Among these an important and much talked about non-tariff barrier critical to Pakistan's exports that will be withdrawn relates to textile quotas. While this will represent a big step in making global trade freer, the eventuality of this act is being viewed cautiously by a circumspect set of developing countries with a large textile manufacturing and export sector. Consumers are looking forward to the gains that will accrue from the freer movement of textiles, while some producer countries are awaiting 2005 with a sense of uncertainty for the fierce competitive environment that may result from the dismantling of the quota regime. Pakistan, with textiles contributing 67 percent of total exports and 46 percent of its total manufacturing sector is one such country.
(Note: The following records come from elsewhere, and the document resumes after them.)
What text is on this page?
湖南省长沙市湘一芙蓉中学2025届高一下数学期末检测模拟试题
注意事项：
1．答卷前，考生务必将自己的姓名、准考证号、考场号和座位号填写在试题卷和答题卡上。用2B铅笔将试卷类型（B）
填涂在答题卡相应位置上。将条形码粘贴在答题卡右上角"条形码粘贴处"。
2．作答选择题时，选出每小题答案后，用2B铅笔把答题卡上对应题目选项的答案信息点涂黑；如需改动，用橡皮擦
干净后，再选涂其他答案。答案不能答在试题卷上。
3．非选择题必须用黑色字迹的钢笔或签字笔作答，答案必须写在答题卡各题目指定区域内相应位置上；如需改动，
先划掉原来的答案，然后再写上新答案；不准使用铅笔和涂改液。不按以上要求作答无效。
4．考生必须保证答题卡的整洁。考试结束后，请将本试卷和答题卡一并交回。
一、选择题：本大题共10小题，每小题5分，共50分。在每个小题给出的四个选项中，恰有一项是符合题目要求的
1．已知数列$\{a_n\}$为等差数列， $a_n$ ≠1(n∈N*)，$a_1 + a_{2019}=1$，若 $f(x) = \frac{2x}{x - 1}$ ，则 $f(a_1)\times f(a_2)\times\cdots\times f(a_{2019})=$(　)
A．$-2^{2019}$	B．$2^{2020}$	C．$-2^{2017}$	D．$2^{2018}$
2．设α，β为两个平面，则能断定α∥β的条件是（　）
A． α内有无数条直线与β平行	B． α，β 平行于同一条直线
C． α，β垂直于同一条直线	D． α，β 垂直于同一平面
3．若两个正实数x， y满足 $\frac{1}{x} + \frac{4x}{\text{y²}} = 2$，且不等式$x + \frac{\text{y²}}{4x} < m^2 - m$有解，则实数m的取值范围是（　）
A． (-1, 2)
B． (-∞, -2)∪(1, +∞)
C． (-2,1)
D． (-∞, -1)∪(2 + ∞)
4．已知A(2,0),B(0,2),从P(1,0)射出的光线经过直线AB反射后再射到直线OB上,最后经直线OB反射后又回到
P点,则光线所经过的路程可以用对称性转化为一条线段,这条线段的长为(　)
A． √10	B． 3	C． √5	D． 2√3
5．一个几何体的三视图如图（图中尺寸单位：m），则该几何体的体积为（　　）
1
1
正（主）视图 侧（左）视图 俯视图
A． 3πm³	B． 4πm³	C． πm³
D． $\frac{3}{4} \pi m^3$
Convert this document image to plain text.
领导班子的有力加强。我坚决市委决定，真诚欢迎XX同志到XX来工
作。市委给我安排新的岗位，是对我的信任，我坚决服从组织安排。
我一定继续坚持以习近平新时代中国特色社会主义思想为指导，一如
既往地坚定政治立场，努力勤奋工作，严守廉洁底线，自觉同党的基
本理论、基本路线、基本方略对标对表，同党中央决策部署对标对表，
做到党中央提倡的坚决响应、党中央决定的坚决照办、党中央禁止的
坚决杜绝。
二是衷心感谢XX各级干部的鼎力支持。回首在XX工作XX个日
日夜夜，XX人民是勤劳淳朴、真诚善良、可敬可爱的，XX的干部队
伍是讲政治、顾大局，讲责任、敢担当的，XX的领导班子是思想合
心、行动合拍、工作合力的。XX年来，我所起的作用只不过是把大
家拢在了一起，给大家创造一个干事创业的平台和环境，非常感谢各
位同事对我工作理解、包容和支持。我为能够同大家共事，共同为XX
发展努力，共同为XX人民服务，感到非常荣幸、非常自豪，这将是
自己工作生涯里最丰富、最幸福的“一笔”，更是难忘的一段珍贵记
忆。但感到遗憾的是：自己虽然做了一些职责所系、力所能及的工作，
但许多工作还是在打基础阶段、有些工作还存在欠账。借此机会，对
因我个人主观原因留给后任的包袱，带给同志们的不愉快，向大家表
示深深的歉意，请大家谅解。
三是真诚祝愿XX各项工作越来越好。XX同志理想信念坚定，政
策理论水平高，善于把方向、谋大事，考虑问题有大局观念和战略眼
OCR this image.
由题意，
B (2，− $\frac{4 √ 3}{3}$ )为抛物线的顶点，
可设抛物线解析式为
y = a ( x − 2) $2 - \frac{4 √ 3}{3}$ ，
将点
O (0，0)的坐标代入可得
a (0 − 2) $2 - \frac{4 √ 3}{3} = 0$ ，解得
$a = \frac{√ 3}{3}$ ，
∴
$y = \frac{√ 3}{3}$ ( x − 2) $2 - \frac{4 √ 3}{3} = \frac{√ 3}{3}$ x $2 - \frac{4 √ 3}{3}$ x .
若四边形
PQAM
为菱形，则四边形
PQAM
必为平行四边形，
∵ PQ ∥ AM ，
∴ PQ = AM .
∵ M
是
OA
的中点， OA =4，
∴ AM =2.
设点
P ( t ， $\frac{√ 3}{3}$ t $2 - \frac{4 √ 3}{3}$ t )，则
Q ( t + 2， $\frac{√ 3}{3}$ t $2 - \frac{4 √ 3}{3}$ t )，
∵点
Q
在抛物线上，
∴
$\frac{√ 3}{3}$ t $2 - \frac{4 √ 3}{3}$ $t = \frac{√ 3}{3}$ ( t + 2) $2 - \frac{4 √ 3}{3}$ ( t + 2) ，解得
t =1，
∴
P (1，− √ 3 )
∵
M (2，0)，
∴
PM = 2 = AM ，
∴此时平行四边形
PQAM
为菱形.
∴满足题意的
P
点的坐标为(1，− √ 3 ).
There is an urgent need to assess the fate of Pakistan's textiles once the shift to a non-quota regime has been made. The intense competition that will be generated as a result will require both producers and government to realign and reorient their policies and strategies. Obviously, only the most efficient, dependable, quality conscious and cost competitive manufacturers and exporters will be in a position to reap the benefits of free trade. In acquiring these gains, the Government of Pakistan will have a key role in complementing the efforts of producers by facilitating access to raw materials and in exporting finished goods. This will call for a policy framework in partnership with the private sector on WTO related matters. A detailed policy paper is, therefore, required to set out the contours of such a partnership.

How can we compete with China and India and how can we increase, or even sustain, our present share of 20 to 25 percent in world trade in textiles? What steps can Pakistan take to ensure that it does not lose out in a world in which quotas will no longer be a factor in determining where buyers purchase textile products and or where investors set up production capacities?

Since these are the worries and challenges facing our textile entrepreneur today, both the government and the private sector need to get their act together and identify, based on their present level of preparedness, the additional work needed and the timeframe available to them to turn this lowering of trade barriers to our advantage. These are the formidable challenges for the new minister for textile needing full-time attention.